The Film Practice The Film Practice

Seeing through the Lens


One of the first things Jillian said to me was that she was camera-shy.

She reminded me of myself at her age. I hated having my picture taken. I wanted to help her, to show what could happen if she shared who she is on-camera.

We began the session by acknowledging and accepting her shyness. Then we took “extra shy” pictures, where she pretended to be even more shy than she was. This got her laughing and helped her relax. We spoke about life, dreams, family and as we did, her shyness melted away.

The image on the left was taken fifteen minutes into the session. At that point her shyness is still there but I sense something else in her eyes: curiosity and the beginning of a powerful presence. I wanted to help her move forward. We took photos and spoke about life, objectives, desires and the possibility of resonating beyond one’s immediate environment.

Then, images like the one on the right began to appear. I remember wondering if I was seeing her for the first time, or perhaps witnessing a new person coming into being. I felt when we began, that I was seeing her and that she was hidden, but now she was observing me. Her persona, her whole being seemed more present, more powerful.

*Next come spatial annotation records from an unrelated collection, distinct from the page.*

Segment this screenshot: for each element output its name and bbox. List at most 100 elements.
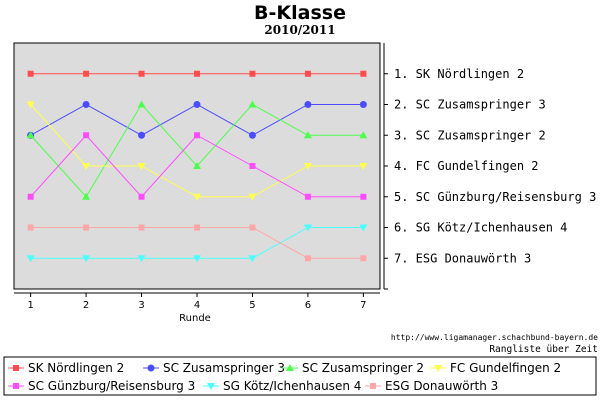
data-point xyxy=(248,255,257,263)
data-point xyxy=(137,255,146,263)
data-point xyxy=(138,193,145,200)
data-point xyxy=(303,131,312,139)
data-point xyxy=(360,193,367,200)
series-layer xyxy=(26,70,368,263)
chart-title: B-Klasse xyxy=(254,2,346,24)
x-axis: 1 2 3 4 5 6 7 xyxy=(14,292,380,311)
data-point xyxy=(248,100,257,108)
legend-box xyxy=(3,356,597,396)
legend-label: SC Zusamspringer 3 xyxy=(163,361,285,375)
data-point xyxy=(360,255,367,262)
data-point xyxy=(138,224,145,231)
x-tick-label: 6 xyxy=(305,300,311,311)
rank-label: 2. SC Zusamspringer 3 xyxy=(394,98,546,112)
legend-label: SG Kötz/Ichenhausen 4 xyxy=(223,379,361,393)
series-5 xyxy=(27,132,367,200)
series-3 xyxy=(26,100,368,200)
x-tick-label: 2 xyxy=(83,300,89,311)
data-point xyxy=(249,163,256,169)
data-point xyxy=(138,70,145,77)
data-point xyxy=(194,224,200,231)
legend-label: SC Zusamspringer 2 xyxy=(302,361,424,375)
x-tick-label: 5 xyxy=(249,300,255,311)
legend: SK Nördlingen 2 SC Zusamspringer 3 SC Zusa… xyxy=(8,361,561,393)
series-4 xyxy=(26,101,368,201)
data-point xyxy=(27,70,34,77)
data-point xyxy=(82,163,91,170)
legend-marker xyxy=(286,364,294,371)
x-tick-label: 1 xyxy=(27,300,33,311)
legend-label: FC Gundelfingen 2 xyxy=(450,361,561,375)
legend-marker xyxy=(147,364,155,372)
data-point xyxy=(304,193,311,200)
rank-label: 3. SC Zusamspringer 2 xyxy=(394,128,546,142)
footer-note: Rangliste über Zeit xyxy=(489,344,598,355)
legend-item: SC Günzburg/Reisensburg 3 xyxy=(8,379,195,393)
rank-label: 4. FC Gundelfingen 2 xyxy=(394,159,539,173)
legend-marker xyxy=(13,365,19,371)
legend-label: SK Nördlingen 2 xyxy=(28,361,124,375)
data-point xyxy=(193,162,201,169)
legend-item: SC Zusamspringer 3 xyxy=(143,361,285,375)
rank-label: 1. SK Nördlingen 2 xyxy=(394,67,524,81)
series-1 xyxy=(27,70,367,77)
data-point xyxy=(137,163,146,170)
legend-item: ESG Donauwörth 3 xyxy=(365,379,498,393)
legend-item: SG Kötz/Ichenhausen 4 xyxy=(203,379,361,393)
data-point xyxy=(194,70,200,77)
legend-item: FC Gundelfingen 2 xyxy=(430,361,561,375)
data-point xyxy=(360,70,367,77)
data-point xyxy=(27,193,34,200)
legend-marker xyxy=(207,383,215,390)
legend-label: SC Günzburg/Reisensburg 3 xyxy=(28,379,195,393)
data-point xyxy=(137,100,146,108)
data-point xyxy=(359,163,368,170)
rank-label: 7. ESG Donauwörth 3 xyxy=(394,251,531,265)
x-axis-label: Runde xyxy=(179,313,211,324)
data-point xyxy=(82,101,90,108)
legend-item: SC Zusamspringer 2 xyxy=(282,361,424,375)
data-point xyxy=(359,131,368,139)
data-point xyxy=(248,131,256,139)
data-point xyxy=(194,132,200,139)
rank-label: 6. SG Kötz/Ichenhausen 4 xyxy=(394,221,567,235)
data-point xyxy=(82,192,91,200)
data-point xyxy=(359,101,367,108)
data-point xyxy=(304,70,311,77)
series-7 xyxy=(27,224,367,262)
legend-marker xyxy=(13,383,19,389)
data-point xyxy=(193,193,201,201)
data-point xyxy=(304,101,312,108)
data-point xyxy=(26,101,35,109)
data-point xyxy=(83,132,90,139)
x-tick-label: 7 xyxy=(360,300,366,311)
data-point xyxy=(249,224,256,231)
data-point xyxy=(26,131,35,139)
x-tick-label: 4 xyxy=(194,300,200,311)
legend-marker xyxy=(370,383,376,389)
data-point xyxy=(83,224,90,231)
data-point xyxy=(26,255,35,263)
legend-item: SK Nördlingen 2 xyxy=(8,361,124,375)
data-point xyxy=(303,224,312,232)
data-point xyxy=(193,255,201,263)
footer-url: http://www.ligamanager.schachbund-bayern… xyxy=(391,333,598,342)
x-tick-label: 3 xyxy=(138,300,144,311)
data-point xyxy=(138,131,146,139)
data-point xyxy=(304,255,311,262)
data-point xyxy=(359,224,368,232)
chart-subtitle: 2010/2011 xyxy=(264,23,335,37)
data-point xyxy=(83,70,90,77)
legend-marker xyxy=(434,365,442,372)
data-point xyxy=(303,163,312,170)
data-point xyxy=(249,70,256,77)
legend-label: ESG Donauwörth 3 xyxy=(385,379,498,393)
rank-axis: 1. SK Nördlingen 2 2. SC Zusamspringer 3 3… xyxy=(383,43,596,290)
data-point xyxy=(248,193,257,201)
series-2 xyxy=(27,101,367,139)
data-point xyxy=(193,101,201,108)
data-point xyxy=(82,255,91,263)
data-point xyxy=(27,224,34,231)
rank-label: 5. SC Günzburg/Reisensburg 3 xyxy=(394,190,596,204)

In effect Jillian was Seeing Through the Lens!

When you see through the lens, you’ve transcended physical and personal limitations.

This brings to mind John Berger’s excellent words:

“It’s as if the [image], absolutely still, soundless, becomes a corridor, connecting the moment it represents with the moment at which you are looking at it, and something travels down that corridor at a speed greater than light, throwing into question our way of measuring time itself.”

What could be more beautiful than that?